Le profil type de l’insuffisant cardiaque
Il a entre 70 et 75 ans
• Dans le registre IMPROVEMENT (IMprovement PROgram in eValuation and managEMENT), qui a inclus plus de 10 000 patients suivis en ville, l’âge moyen des patients était de 70 ± 12 ans et près de la moitié d’entre eux étaient des femmes.
• Dans Euro Heart Failure Survey Programme, qui a inclus 10 701 patients hospitalisés pour insuffisance cardiaque dans 24 pays d’Europe, l’âge moyen était de 71 ans et 47 % des patients étaient de sexe féminin. En France, les patients de l’étude Euro Heart Failure Survey étaient plus âgés, avec une moyenne d’âge de 72 ans.
• Dans l’enquête publiée par le Groupe de travail de la Société française de cardiologie (A. Cohen-Solal et coll.), l’âge moyen des patients hospitalisés en France pour insuffisance cardiaque était de 76 ans.
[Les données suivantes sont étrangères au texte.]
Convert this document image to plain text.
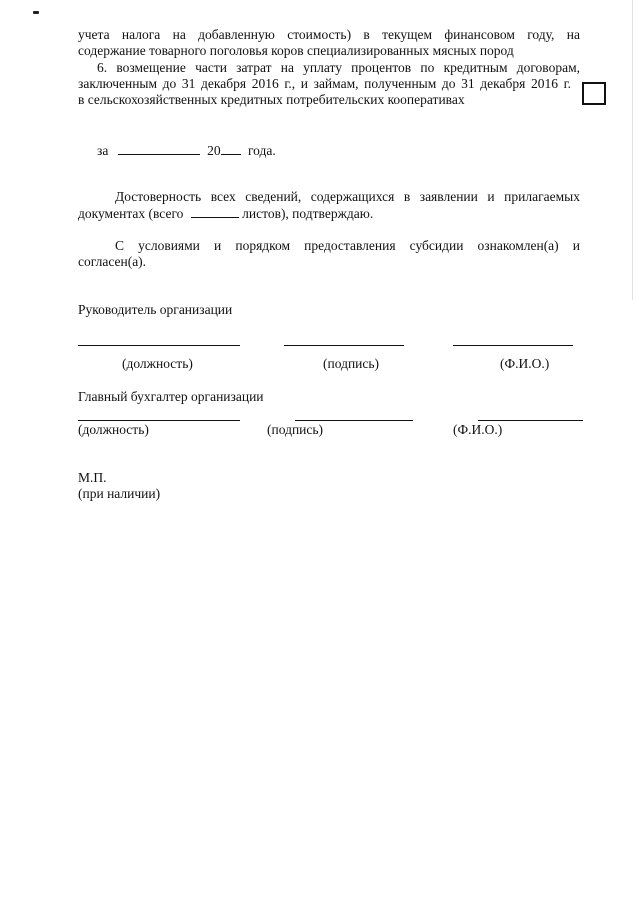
учета налога на добавленную стоимость) в текущем финансовом году, на
содержание товарного поголовья коров специализированных мясных пород
6. возмещение части затрат на уплату процентов по кредитным договорам,
заключенным до 31 декабря 2016 г., и займам, полученным до 31 декабря 2016 г.
в сельскохозяйственных кредитных потребительских кооперативах
за	20 года.
Достоверность всех сведений, содержащихся в заявлении и прилагаемых
документах (всего	листов), подтверждаю.
С условиями и порядком предоставления субсидии ознакомлен(а) и
согласен(а).
Руководитель организации
(должность)	(подпись)	(Ф.И.О.)
Главный бухгалтер организации
(должность)	(подпись)	(Ф.И.О.)
М.П.
(при наличии)
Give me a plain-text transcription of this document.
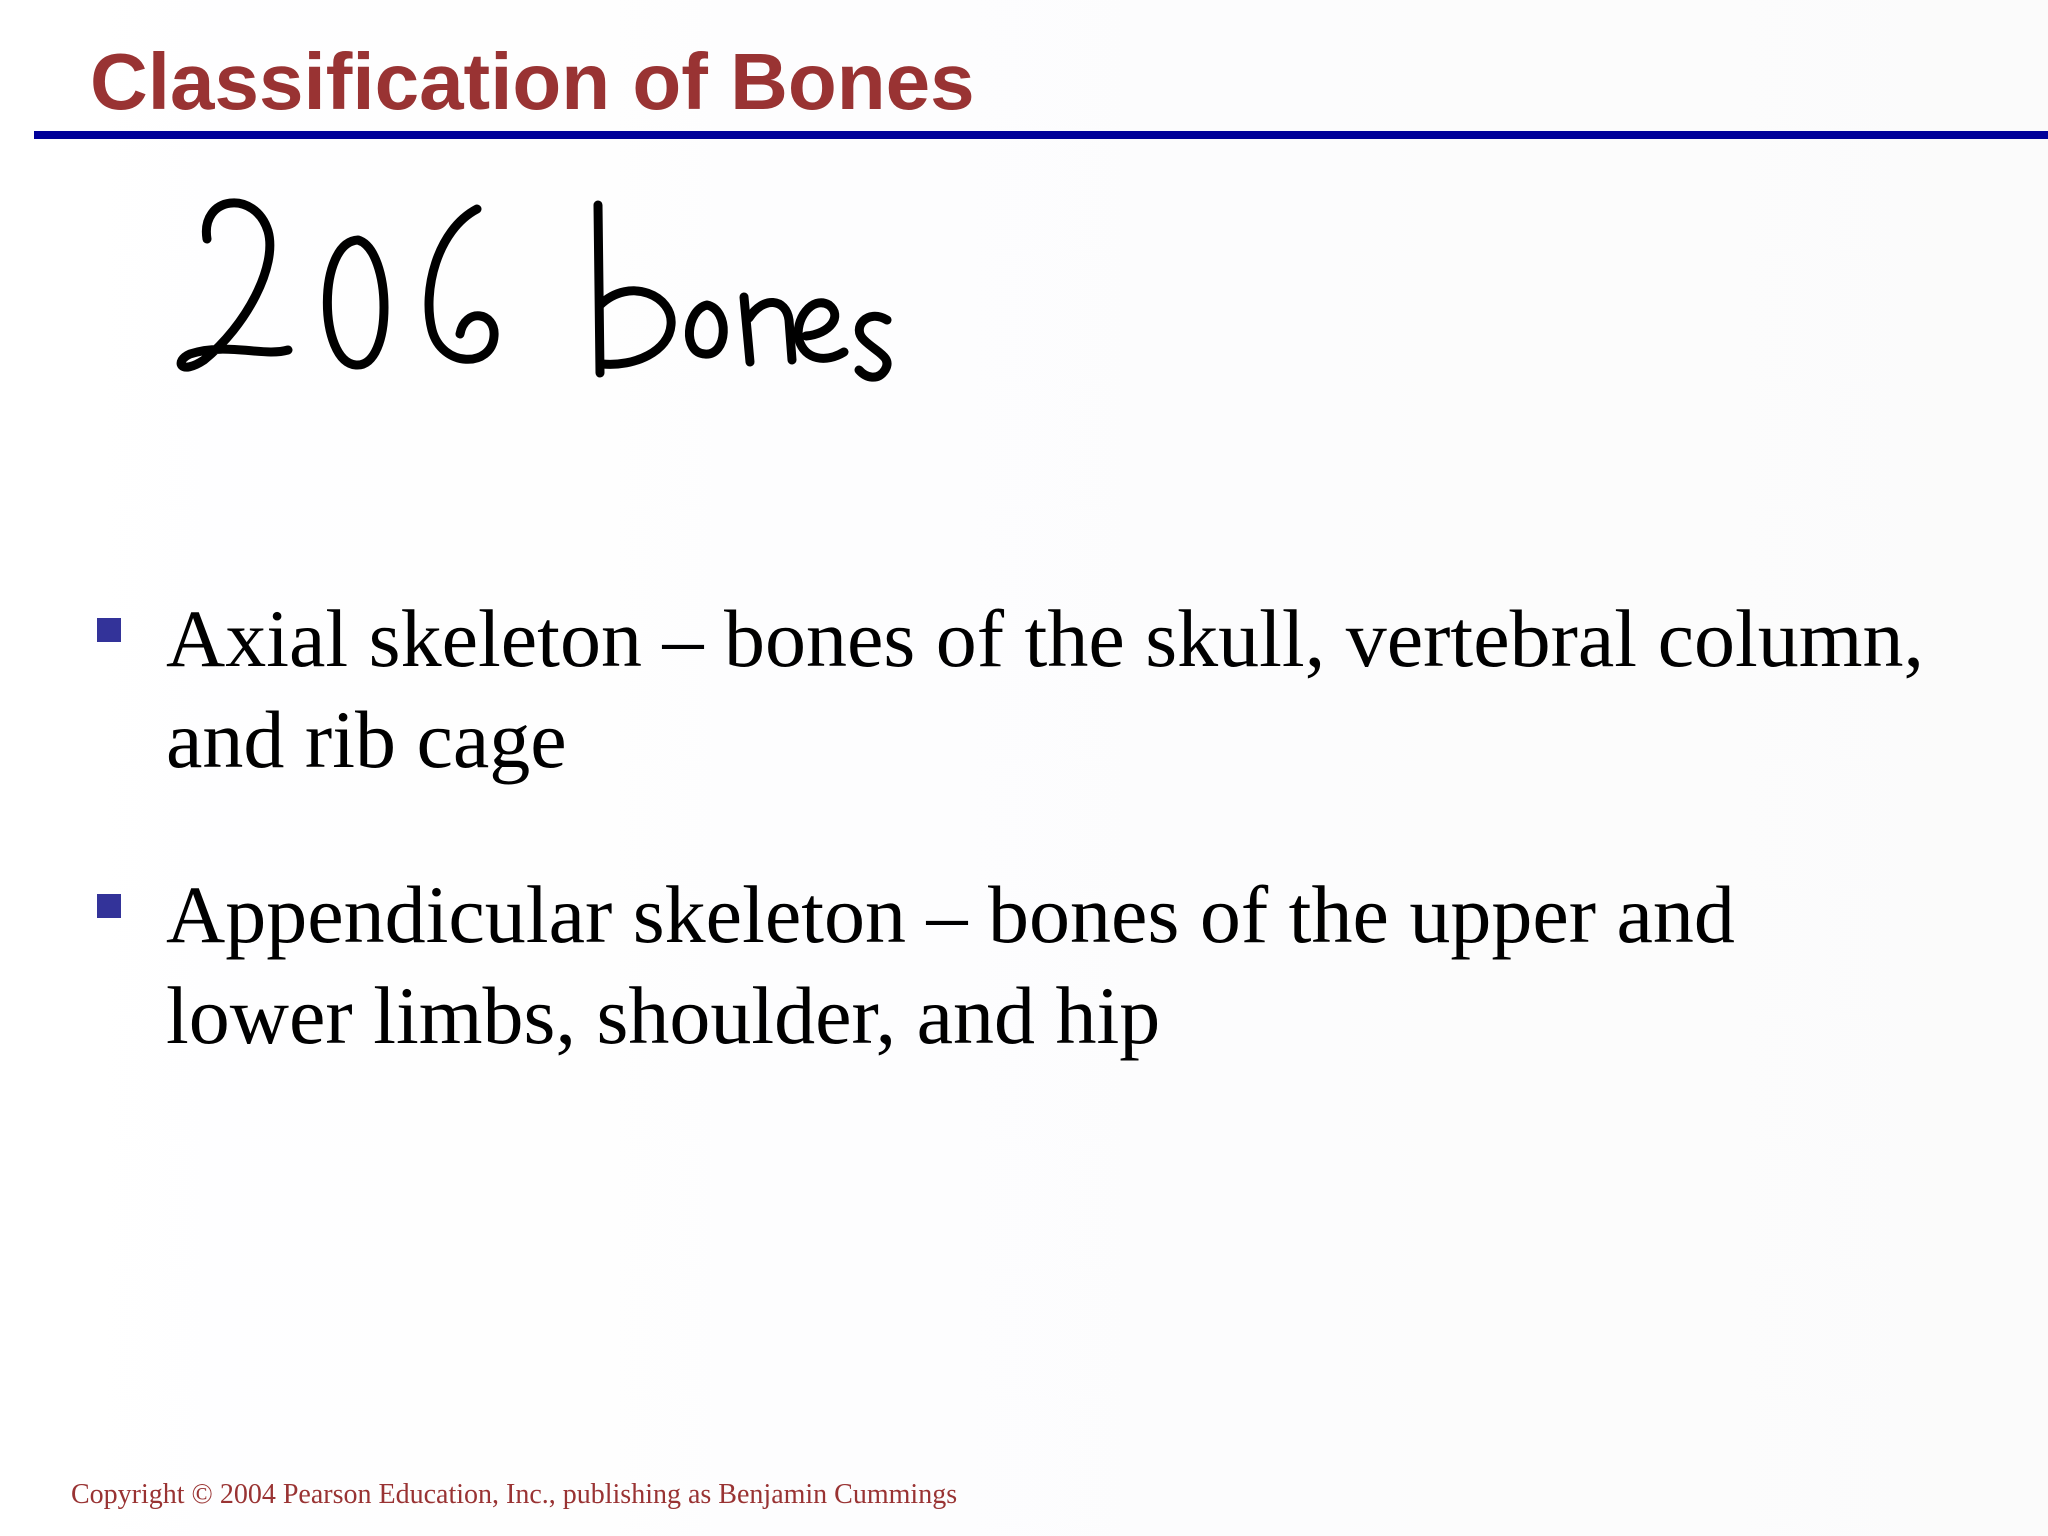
Classification of Bones
Axial skeleton – bones of the skull, vertebral column, and rib cage
Appendicular skeleton – bones of the upper and lower limbs, shoulder, and hip
Copyright © 2004 Pearson Education, Inc., publishing as Benjamin Cummings
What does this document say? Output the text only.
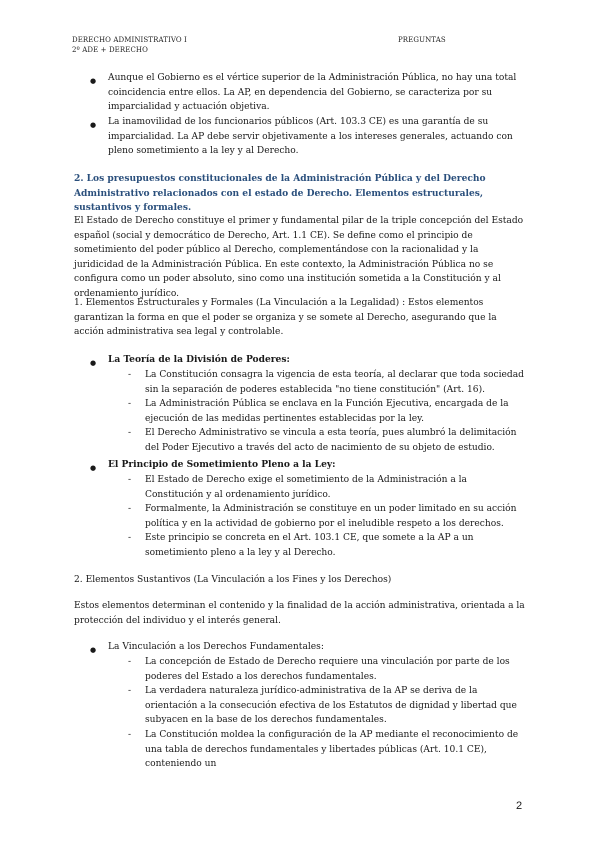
DERECHO ADMINISTRATIVO I
2º ADE + DERECHO
PREGUNTAS
● Aunque el Gobierno es el vértice superior de la Administración Pública, no hay una total coincidencia entre ellos. La AP, en dependencia del Gobierno, se caracteriza por su imparcialidad y actuación objetiva.

● La inamovilidad de los funcionarios públicos (Art. 103.3 CE) es una garantía de su imparcialidad. La AP debe servir objetivamente a los intereses generales, actuando con pleno sometimiento a la ley y al Derecho.

2. Los presupuestos constitucionales de la Administración Pública y del Derecho Administrativo relacionados con el estado de Derecho. Elementos estructurales, sustantivos y formales.

El Estado de Derecho constituye el primer y fundamental pilar de la triple concepción del Estado español (social y democrático de Derecho, Art. 1.1 CE). Se define como el principio de sometimiento del poder público al Derecho, complementándose con la racionalidad y la juridicidad de la Administración Pública. En este contexto, la Administración Pública no se configura como un poder absoluto, sino como una institución sometida a la Constitución y al ordenamiento jurídico.

1. Elementos Estructurales y Formales (La Vinculación a la Legalidad) : Estos elementos garantizan la forma en que el poder se organiza y se somete al Derecho, asegurando que la acción administrativa sea legal y controlable.

● La Teoría de la División de Poderes:

- La Constitución consagra la vigencia de esta teoría, al declarar que toda sociedad sin la separación de poderes establecida "no tiene constitución" (Art. 16).

- La Administración Pública se enclava en la Función Ejecutiva, encargada de la ejecución de las medidas pertinentes establecidas por la ley.

- El Derecho Administrativo se vincula a esta teoría, pues alumbró la delimitación del Poder Ejecutivo a través del acto de nacimiento de su objeto de estudio.

● El Principio de Sometimiento Pleno a la Ley:

- El Estado de Derecho exige el sometimiento de la Administración a la Constitución y al ordenamiento jurídico.

- Formalmente, la Administración se constituye en un poder limitado en su acción política y en la actividad de gobierno por el ineludible respeto a los derechos.

- Este principio se concreta en el Art. 103.1 CE, que somete a la AP a un sometimiento pleno a la ley y al Derecho.

2. Elementos Sustantivos (La Vinculación a los Fines y los Derechos)

Estos elementos determinan el contenido y la finalidad de la acción administrativa, orientada a la protección del individuo y el interés general.

● La Vinculación a los Derechos Fundamentales:

- La concepción de Estado de Derecho requiere una vinculación por parte de los poderes del Estado a los derechos fundamentales.

- La verdadera naturaleza jurídico-administrativa de la AP se deriva de la orientación a la consecución efectiva de los Estatutos de dignidad y libertad que subyacen en la base de los derechos fundamentales.

- La Constitución moldea la configuración de la AP mediante el reconocimiento de una tabla de derechos fundamentales y libertades públicas (Art. 10.1 CE), conteniendo un

2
L’âge élevé des patients est intrinsèquement lié à une multitude de comorbidités qui fragilise le sujet et complique sa prise en charge (insuffisance rénale, maladies respiratoires, troubles neuropsychiatriques, troubles circulatoires périphériques, diabète, fibrillation auriculaire).
La FEVG est souvent conservée
L’étude ESTIC (Estudio Supervivencia en el Tratamiento de la Insufficiencia Cardiaca) montre une relation inverse entre l’âge des patients hospitalisés pour insuffisance cardiaque et leur FEVG. Dans cette étude, l’âge moyen des patients était de 75 ans, et 60 % d’entre eux avaient plus de 75 ans. Pour 55 % des patients, la FEVG était supérieure à 50 % et 19 % avaient une FEVG entre 40 et 49 %.En revanche, 78 % des patients < 40 ans, hospitalisés pour insuffisance cardiaque, avaient une FEVG < 50 %.
Dans Euro Heart Failure Survey, plus de 50 % des patients avaient une FEVG > 40 %. Dans IMPROVEMENT, seulement 51 % des patients avaient une dysfonction systolique.
Ainsi, les patients, avec une FEVG conservée, représentent une proportion de plus en plus importante d’insuffisants cardiaques.
Une prise en charge insuffisante de l’insuffisance cardiaque du sujet âgé
• Sur l’ensemble de la population de Euro Heart Failure Survey, les diurétiques sont prescrits chez 86,9 % des patients, les IEC chez 61,8 %, loin devant les bêtabloquants (36,9 %). Seuls 17,2 % des sujets reçoivent à la fois un diurétique, un IEC et un bêtabloquant.
• De plus, la dose moyenne journalière d’IEC et de bêtabloquant est bien inférieure aux recommandations internationales.
• Enfin, après 70 ans, les bêtabloquants sont peu prescrits.
• Si l’on s’intéresse aux patients > 80 ans, les IEC sont utilisés chez 50 % d’entre eux (versus 66 % chez les patients plus jeunes), les bêtabloquants chez 24 % (contre 42 %), la spironolactone dans 15 % des cas (contre 23 %).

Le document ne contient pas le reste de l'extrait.